3.  I have never succeeded in properly understanding
the Paragraph beginning page 134, ending page 135, on
which I before applied to you; & the paragraph of
page 148 -- (marked 2) -- has only added to my mistiness on
[135r] the subject.  There is something or other which I cannot
get at in the argument & it's [sic] objects.  That of page
135 seems very like another way of arriving at
Taylor's Theorem.  The expression taken in line 25 from
the top, I conclude to be arrived at as follows :
Having obtained \(\varphi a+\varphi'a.(x-a)\); a function agreeing
in value and diff-co with \(\varphi x\) when \(x=a\), let us now
find a function agreeing not only in these two points
but also in second diff-co with \(\varphi x\), when \(x=a\);
(the same conditions being continued of \(\varphi'a\), \(\varphi''a\) );
We see therefore that \(\varphi'a\) must be of the form

 \(\varphi''a.x+m\)   where  \(m=\varphi'a-\varphi''a.a\) 
Substituting this in \(\varphi a+\varphi'a.(x-a)\) we have

 \(\varphi a+(\varphi''a.x+m)(x-a)=\varphi a+(\varphi''a.\overline{x-a}+\varphi'a)(x-a)\) 

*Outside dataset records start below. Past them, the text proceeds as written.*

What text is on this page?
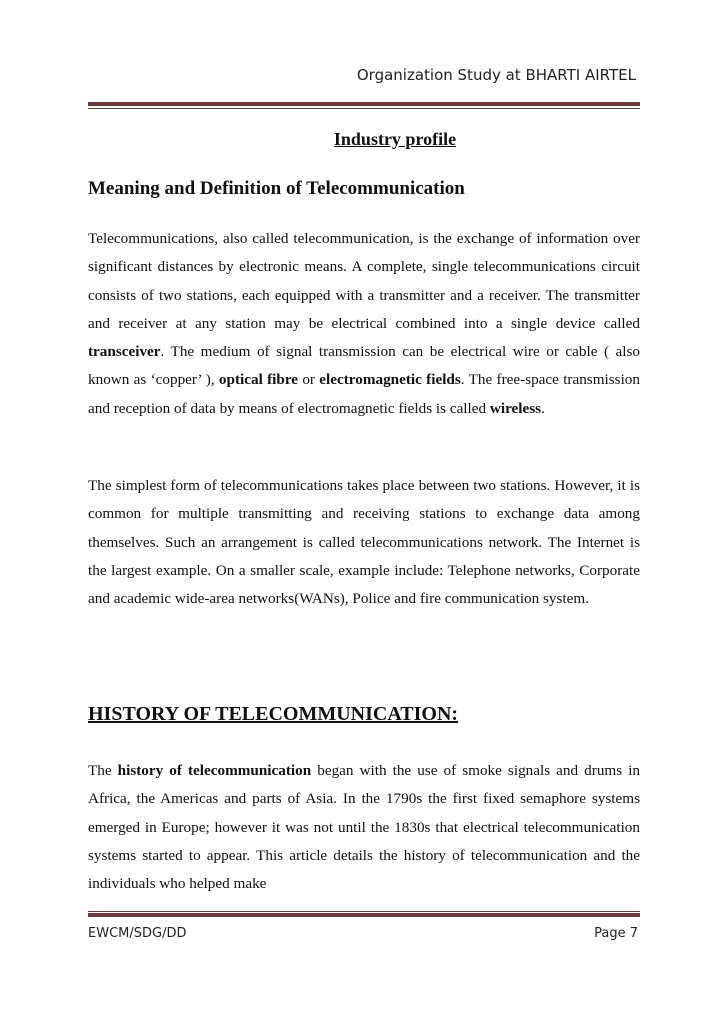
Organization Study at BHARTI AIRTEL
Industry profile
Meaning and Definition of Telecommunication

Telecommunications, also called telecommunication, is the exchange of information over significant distances by electronic means. A complete, single telecommunications circuit consists of two stations, each equipped with a transmitter and a receiver. The transmitter and receiver at any station may be electrical combined into a single device called transceiver. The medium of signal transmission can be electrical wire or cable ( also known as ‘copper’ ), optical fibre or electromagnetic fields. The free-space transmission and reception of data by means of electromagnetic fields is called wireless.

The simplest form of telecommunications takes place between two stations. However, it is common for multiple transmitting and receiving stations to exchange data among themselves. Such an arrangement is called telecommunications network. The Internet is the largest example. On a smaller scale, example include: Telephone networks, Corporate and academic wide-area networks(WANs), Police and fire communication system.

HISTORY OF TELECOMMUNICATION:

The history of telecommunication began with the use of smoke signals and drums in Africa, the Americas and parts of Asia. In the 1790s the first fixed semaphore systems emerged in Europe; however it was not until the 1830s that electrical telecommunication systems started to appear. This article details the history of telecommunication and the individuals who helped make

EWCM/SDG/DD	Page 7
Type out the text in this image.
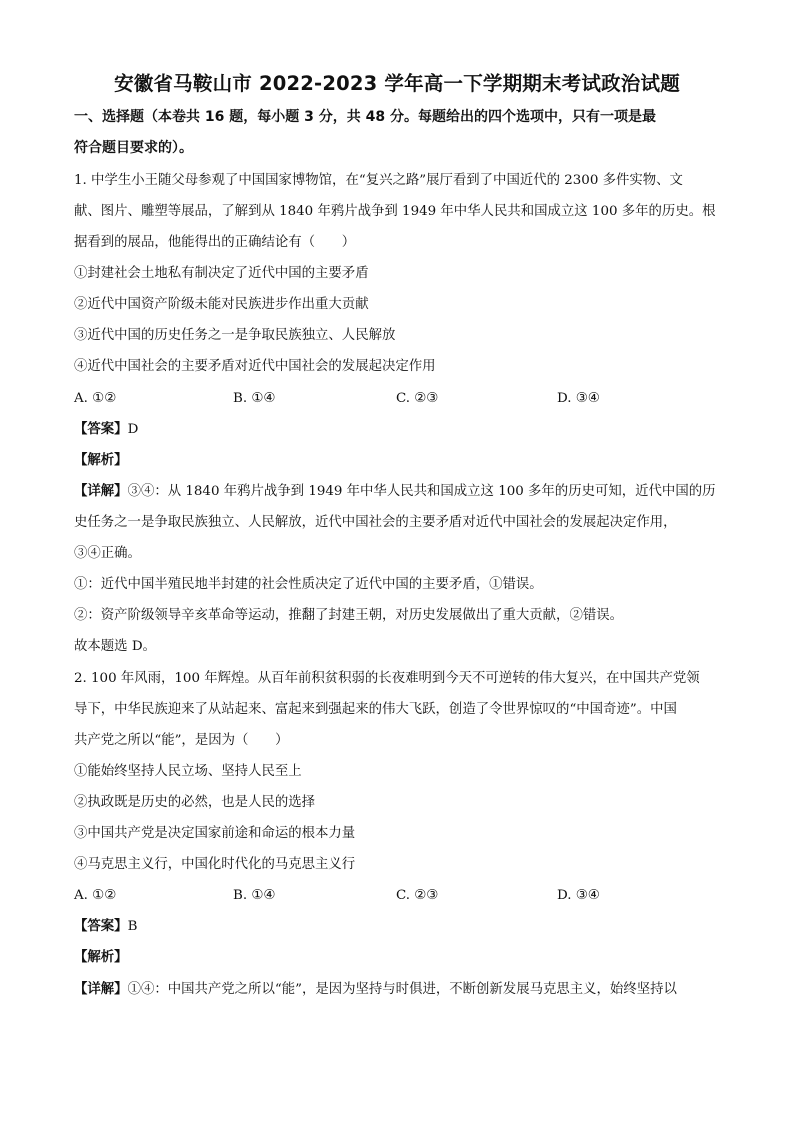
安徽省马鞍山市 2022-2023 学年高一下学期期末考试政治试题
一、选择题（本卷共 16 题，每小题 3 分，共 48 分。每题给出的四个选项中，只有一项是最
符合题目要求的）。
1. 中学生小王随父母参观了中国国家博物馆，在“复兴之路”展厅看到了中国近代的 2300 多件实物、文
献、图片、雕塑等展品，了解到从 1840 年鸦片战争到 1949 年中华人民共和国成立这 100 多年的历史。根
据看到的展品，他能得出的正确结论有（　　）
①封建社会土地私有制决定了近代中国的主要矛盾
②近代中国资产阶级未能对民族进步作出重大贡献
③近代中国的历史任务之一是争取民族独立、人民解放
④近代中国社会的主要矛盾对近代中国社会的发展起决定作用
A. ①②	B. ①④	C. ②③	D. ③④
【答案】D
【解析】
【详解】③④：从 1840 年鸦片战争到 1949 年中华人民共和国成立这 100 多年的历史可知，近代中国的历
史任务之一是争取民族独立、人民解放，近代中国社会的主要矛盾对近代中国社会的发展起决定作用，
③④正确。
①：近代中国半殖民地半封建的社会性质决定了近代中国的主要矛盾，①错误。
②：资产阶级领导辛亥革命等运动，推翻了封建王朝，对历史发展做出了重大贡献，②错误。
故本题选 D。
2. 100 年风雨，100 年辉煌。从百年前积贫积弱的长夜难明到今天不可逆转的伟大复兴，在中国共产党领
导下，中华民族迎来了从站起来、富起来到强起来的伟大飞跃，创造了令世界惊叹的“中国奇迹”。中国
共产党之所以“能”，是因为（　　）
①能始终坚持人民立场、坚持人民至上
②执政既是历史的必然，也是人民的选择
③中国共产党是决定国家前途和命运的根本力量
④马克思主义行，中国化时代化的马克思主义行
A. ①②	B. ①④	C. ②③	D. ③④
【答案】B
【解析】
【详解】①④：中国共产党之所以“能”，是因为坚持与时俱进，不断创新发展马克思主义，始终坚持以
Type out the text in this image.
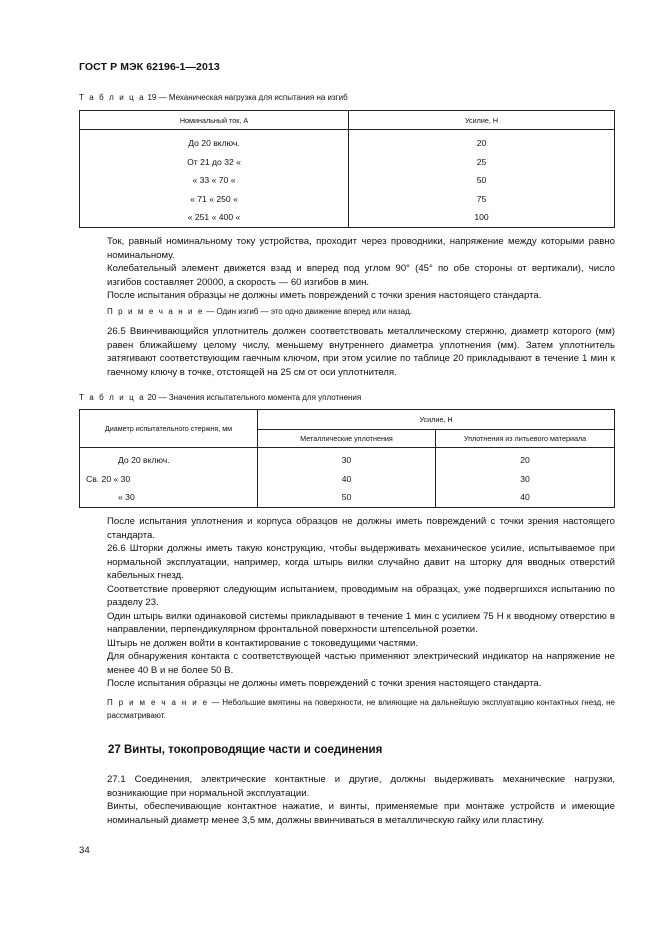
ГОСТ Р МЭК 62196-1—2013
Т а б л и ц а 19 — Механическая нагрузка для испытания на изгиб
Номинальный ток, А	Усилие, Н
До 20 включ.	20
От 21 до 32 «	25
« 33 « 70 «	50
« 71 « 250 «	75
« 251 « 400 «	100
Ток, равный номинальному току устройства, проходит через проводники, напряжение между которыми равно номинальному.
Колебательный элемент движется взад и вперед под углом 90° (45° по обе стороны от вертикали), число изгибов составляет 20000, а скорость — 60 изгибов в мин.
После испытания образцы не должны иметь повреждений с точки зрения настоящего стандарта.
П р и м е ч а н и е — Один изгиб — это одно движение вперед или назад.
26.5 Ввинчивающийся уплотнитель должен соответствовать металлическому стержню, диаметр которого (мм) равен ближайшему целому числу, меньшему внутреннего диаметра уплотнения (мм). Затем уплотнитель затягивают соответствующим гаечным ключом, при этом усилие по таблице 20 прикладывают в течение 1 мин к гаечному ключу в точке, отстоящей на 25 см от оси уплотнителя.
Т а б л и ц а 20 — Значения испытательного момента для уплотнения
Диаметр испытательного стержня, мм	Усилие, Н	
	Металлические уплотнения	Уплотнения из литьевого материала
До 20 включ.	30	20
Св. 20 « 30	40	30
« 30	50	40
После испытания уплотнения и корпуса образцов не должны иметь повреждений с точки зрения настоящего стандарта.
26.6 Шторки должны иметь такую конструкцию, чтобы выдерживать механическое усилие, испытываемое при нормальной эксплуатации, например, когда штырь вилки случайно давит на шторку для вводных отверстий кабельных гнезд.
Соответствие проверяют следующим испытанием, проводимым на образцах, уже подвергшихся испытанию по разделу 23.
Один штырь вилки одинаковой системы прикладывают в течение 1 мин с усилием 75 Н к вводному отверстию в направлении, перпендикулярном фронтальной поверхности штепсельной розетки.
Штырь не должен войти в контактирование с токоведущими частями.
Для обнаружения контакта с соответствующей частью применяют электрический индикатор на напряжение не менее 40 В и не более 50 В.
После испытания образцы не должны иметь повреждений с точки зрения настоящего стандарта.
П р и м е ч а н и е — Небольшие вмятины на поверхности, не влияющие на дальнейшую эксплуатацию контактных гнезд, не рассматривают.
27 Винты, токопроводящие части и соединения
27.1 Соединения, электрические контактные и другие, должны выдерживать механические нагрузки, возникающие при нормальной эксплуатации.
Винты, обеспечивающие контактное нажатие, и винты, применяемые при монтаже устройств и имеющие номинальный диаметр менее 3,5 мм, должны ввинчиваться в металлическую гайку или пластину.
34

  \(=\varphi a+\varphi'a.(x-a)+\varphi''a(x-a)^2\) 
Similarly we may obtain \(\varphi a+\varphi'a.(x-a)+\varphi''a.(x-a)^2+\varphi'''a.(x-a)^3\) 
(By the bye I don't see how you get \(\frac{(x-a)^2}{2}\) and \(\frac{(x-a)^3}{2.3}\), instead
of \((x-a)^2\) and \((x-a)^3\) as I make it).
But I cannot perceive what all this is for; & (as
I mentioned below), paragraph 2 of page 148 has added
to my blindness. I am sorry to plague you again
about it.  On receiving your former reply, I felt none
the wiser; but determined to wait, thinking I
might see it as I went on, which is often the case
[135v] with difficulties.
I now proceed to some miscellaneous matters.
1.  I make nothing of the Irreducible Case in the
Penny Cyclopedia.  Is it perhaps for want of having
read Involution & Evolution?  I am puzzled quite
in the beginning of the Article.
2.  Article ''Negative & Impossible Quantities'' P. Cyclopedia -- page 137
''If the logarithm of two Units inclined at angles \(\theta\) and \(\theta'\) be
added, (the bases being inclined at angles \(\varphi\) and \(\varphi'\) ); the result
is the logarithm of a Unit inclined &c, &c''
I cannot develop this; but I enclose some remarks upon it.
3.  In the treatise you sent me on the ''Foundation of Algebra'',
I cannot make out ['in' inserted] the least [something crossed out] (page 5), about the general
solution of \(\varphi^2 x=ax\) .  I suspect I do not understand
the notation \(f^{-1}x\) .  I quite understand \(f^2 x\) or \(\varphi^2 x\),
\( f^n x\) or \(\varphi^n x\) .  Judging by analogy, from page 82 of the
Differential & Integral Calculus, (where \(\Delta^{-1}x\) is explained),
I conceive \(f^{-1}x\) or \(\varphi^{-1}x\) may mean ''the quantity
''which having had an operation \(f\) or \(\varphi\) performed
''with & upon it, is \(=x\) .''  But I have considered
much over the last half of this page 5, & I can't
understand it.
I have one or two other matters still to write about;
but they do not press; & this is plenty I think for
today.  Pray congratulate M^r De Morgan on the
arrival & prosperity of Podge.

 Yours most truly

 A. A. L.